All four made indelible impressions on the franchises for whom they toiled. Blake, for instance, won the first Norris Trophy in Los Angeles Kings history and while it's hard to imagine it now, with the Kings having won two Stanley Cups in the past three seasons, he was an important figure in helping cement the Kings' place in the community, captaining the team for six seasons and playing a key role in the team's first trip to the Stanley Cup finals, in 1993. That Blake remains with the team as an assistant GM speaks to his longstanding bond with the franchise and the community.
Forsberg battled injuries that would cut short his great career but he was, along with current Avs GM Joe Sakic and current head coach Patrick Roy, one of the cornerstone pieces of the NHL's rebirth in Denver with the Avalanche. His international contributions were almost as important and he remains the only member of the Class of 2014 to be immortalized on a postage stamp in his native Sweden, which chronicled his winning shootout goal over Canada in the '94 Olympics.
Modano didn't just help the Stars win their lone Stanley Cup, he helped integrate that team into the local sporting culture when it moved from Minnesota in the summer of 1993. I attended his induction into the U.S. Hockey Hall of Fame in the fall of 2012 and suggested he belongs on the local Mount Rushmore of sports legends, such was his influence in that marketplace.

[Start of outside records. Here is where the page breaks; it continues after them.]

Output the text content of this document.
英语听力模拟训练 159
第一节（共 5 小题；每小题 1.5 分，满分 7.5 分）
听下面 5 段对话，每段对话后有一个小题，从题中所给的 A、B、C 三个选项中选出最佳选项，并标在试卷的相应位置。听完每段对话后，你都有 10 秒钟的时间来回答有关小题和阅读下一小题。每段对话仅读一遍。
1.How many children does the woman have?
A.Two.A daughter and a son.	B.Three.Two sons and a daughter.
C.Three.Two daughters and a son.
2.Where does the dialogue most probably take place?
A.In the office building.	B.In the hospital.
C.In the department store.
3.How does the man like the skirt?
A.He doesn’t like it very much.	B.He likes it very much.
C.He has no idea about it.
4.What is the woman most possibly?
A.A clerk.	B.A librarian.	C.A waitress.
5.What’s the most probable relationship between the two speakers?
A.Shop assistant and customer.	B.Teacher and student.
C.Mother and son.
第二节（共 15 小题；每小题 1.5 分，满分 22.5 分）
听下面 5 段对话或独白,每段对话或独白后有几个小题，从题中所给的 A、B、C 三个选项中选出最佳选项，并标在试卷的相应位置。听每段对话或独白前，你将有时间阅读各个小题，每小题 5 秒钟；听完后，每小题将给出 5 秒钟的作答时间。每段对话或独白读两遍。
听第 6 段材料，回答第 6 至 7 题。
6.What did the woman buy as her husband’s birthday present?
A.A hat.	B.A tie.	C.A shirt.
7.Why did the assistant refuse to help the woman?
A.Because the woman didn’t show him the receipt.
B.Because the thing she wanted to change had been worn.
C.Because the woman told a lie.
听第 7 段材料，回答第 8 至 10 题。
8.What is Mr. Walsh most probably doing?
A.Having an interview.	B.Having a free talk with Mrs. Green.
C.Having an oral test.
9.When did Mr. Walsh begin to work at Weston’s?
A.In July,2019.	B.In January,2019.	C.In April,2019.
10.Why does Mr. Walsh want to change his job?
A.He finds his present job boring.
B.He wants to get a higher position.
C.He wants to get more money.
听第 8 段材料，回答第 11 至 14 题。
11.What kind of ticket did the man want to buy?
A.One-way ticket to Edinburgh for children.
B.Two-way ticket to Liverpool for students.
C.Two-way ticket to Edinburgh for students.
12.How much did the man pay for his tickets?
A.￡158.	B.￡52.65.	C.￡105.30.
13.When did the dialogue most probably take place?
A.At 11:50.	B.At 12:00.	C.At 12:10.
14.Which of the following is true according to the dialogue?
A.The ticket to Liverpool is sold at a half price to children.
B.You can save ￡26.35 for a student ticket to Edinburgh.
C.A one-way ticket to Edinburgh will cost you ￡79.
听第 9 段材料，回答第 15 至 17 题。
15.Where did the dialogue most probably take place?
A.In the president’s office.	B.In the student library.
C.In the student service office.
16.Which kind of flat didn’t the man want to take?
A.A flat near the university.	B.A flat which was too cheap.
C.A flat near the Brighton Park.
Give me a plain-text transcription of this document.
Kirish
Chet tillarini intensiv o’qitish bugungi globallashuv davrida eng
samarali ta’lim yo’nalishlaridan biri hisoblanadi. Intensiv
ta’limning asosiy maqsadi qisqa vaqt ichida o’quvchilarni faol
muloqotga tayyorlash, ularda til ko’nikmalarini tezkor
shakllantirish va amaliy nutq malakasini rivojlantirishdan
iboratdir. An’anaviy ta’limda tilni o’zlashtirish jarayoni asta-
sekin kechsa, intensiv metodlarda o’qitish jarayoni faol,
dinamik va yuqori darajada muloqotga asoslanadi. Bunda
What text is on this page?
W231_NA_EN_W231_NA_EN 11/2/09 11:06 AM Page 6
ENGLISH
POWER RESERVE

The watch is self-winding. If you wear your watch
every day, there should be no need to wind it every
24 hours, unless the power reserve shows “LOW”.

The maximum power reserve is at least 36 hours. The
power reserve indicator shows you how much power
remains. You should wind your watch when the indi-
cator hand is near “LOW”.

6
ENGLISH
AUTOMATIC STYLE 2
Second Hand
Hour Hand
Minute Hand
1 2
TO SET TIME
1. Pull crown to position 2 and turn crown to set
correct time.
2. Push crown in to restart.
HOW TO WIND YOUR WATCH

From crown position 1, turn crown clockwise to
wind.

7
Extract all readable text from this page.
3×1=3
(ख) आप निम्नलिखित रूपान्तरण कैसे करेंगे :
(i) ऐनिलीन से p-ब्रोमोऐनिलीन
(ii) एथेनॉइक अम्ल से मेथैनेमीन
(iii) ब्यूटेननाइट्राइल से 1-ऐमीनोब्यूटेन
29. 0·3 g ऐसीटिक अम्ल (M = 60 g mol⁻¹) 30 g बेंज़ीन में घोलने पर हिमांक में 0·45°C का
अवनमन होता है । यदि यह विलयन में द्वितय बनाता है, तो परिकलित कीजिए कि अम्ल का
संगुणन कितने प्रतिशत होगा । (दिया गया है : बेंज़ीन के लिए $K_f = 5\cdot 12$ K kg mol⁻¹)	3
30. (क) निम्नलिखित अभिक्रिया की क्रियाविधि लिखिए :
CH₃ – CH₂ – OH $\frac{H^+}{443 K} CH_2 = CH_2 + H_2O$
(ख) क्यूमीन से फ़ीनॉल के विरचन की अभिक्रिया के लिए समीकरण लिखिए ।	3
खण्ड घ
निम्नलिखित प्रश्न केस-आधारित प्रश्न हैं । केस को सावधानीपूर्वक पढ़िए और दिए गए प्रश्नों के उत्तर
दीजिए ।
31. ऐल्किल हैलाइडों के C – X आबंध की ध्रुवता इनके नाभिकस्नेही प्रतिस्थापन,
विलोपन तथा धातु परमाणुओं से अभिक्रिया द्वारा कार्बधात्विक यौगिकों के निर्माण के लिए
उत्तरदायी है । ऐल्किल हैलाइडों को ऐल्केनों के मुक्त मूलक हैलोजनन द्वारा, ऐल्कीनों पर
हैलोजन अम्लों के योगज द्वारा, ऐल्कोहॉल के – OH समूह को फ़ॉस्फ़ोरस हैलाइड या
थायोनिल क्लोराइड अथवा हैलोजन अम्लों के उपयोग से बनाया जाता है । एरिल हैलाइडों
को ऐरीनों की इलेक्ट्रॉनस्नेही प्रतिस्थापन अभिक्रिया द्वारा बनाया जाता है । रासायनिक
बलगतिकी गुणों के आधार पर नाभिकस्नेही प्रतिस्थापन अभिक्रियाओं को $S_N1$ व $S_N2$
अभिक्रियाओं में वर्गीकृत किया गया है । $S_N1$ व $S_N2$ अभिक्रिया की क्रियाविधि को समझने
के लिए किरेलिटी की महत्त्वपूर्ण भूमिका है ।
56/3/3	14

Hasek helped make the Buffalo Sabres a contender and then won a Cup with a star-laden Detroit Red Wings team in 2002. He was also on the ice for the Czech Republic in 1998, when the NHL first ventured into the Olympic tournament. McCreary, who also refereed the seminal gold-medal game between Canada and the United States in Vancouver in 2010, recalled doing the semifinal game between Canada and the Czechs in Nagano that went to a shootout. As the list of shooters was being prepared, McCreary recalled Hasek skating out to him and asking if Wayne Gretzky was going to shoot. The Great One didn't shoot and the Czechs defeated Canada in that game and then beat Russia in the gold-medal game to usher in a new era of international hockey.
"This also tells me our game is growing," said John Davidson, president of the Columbus Blue Jackets, who joined the selection process this year and is chair of the 18-person selection committee.
"Our game is growing worldwide," he said. "When we have a class like this coming into the Hall, I think it says a lot about our game and how worldwide it really is."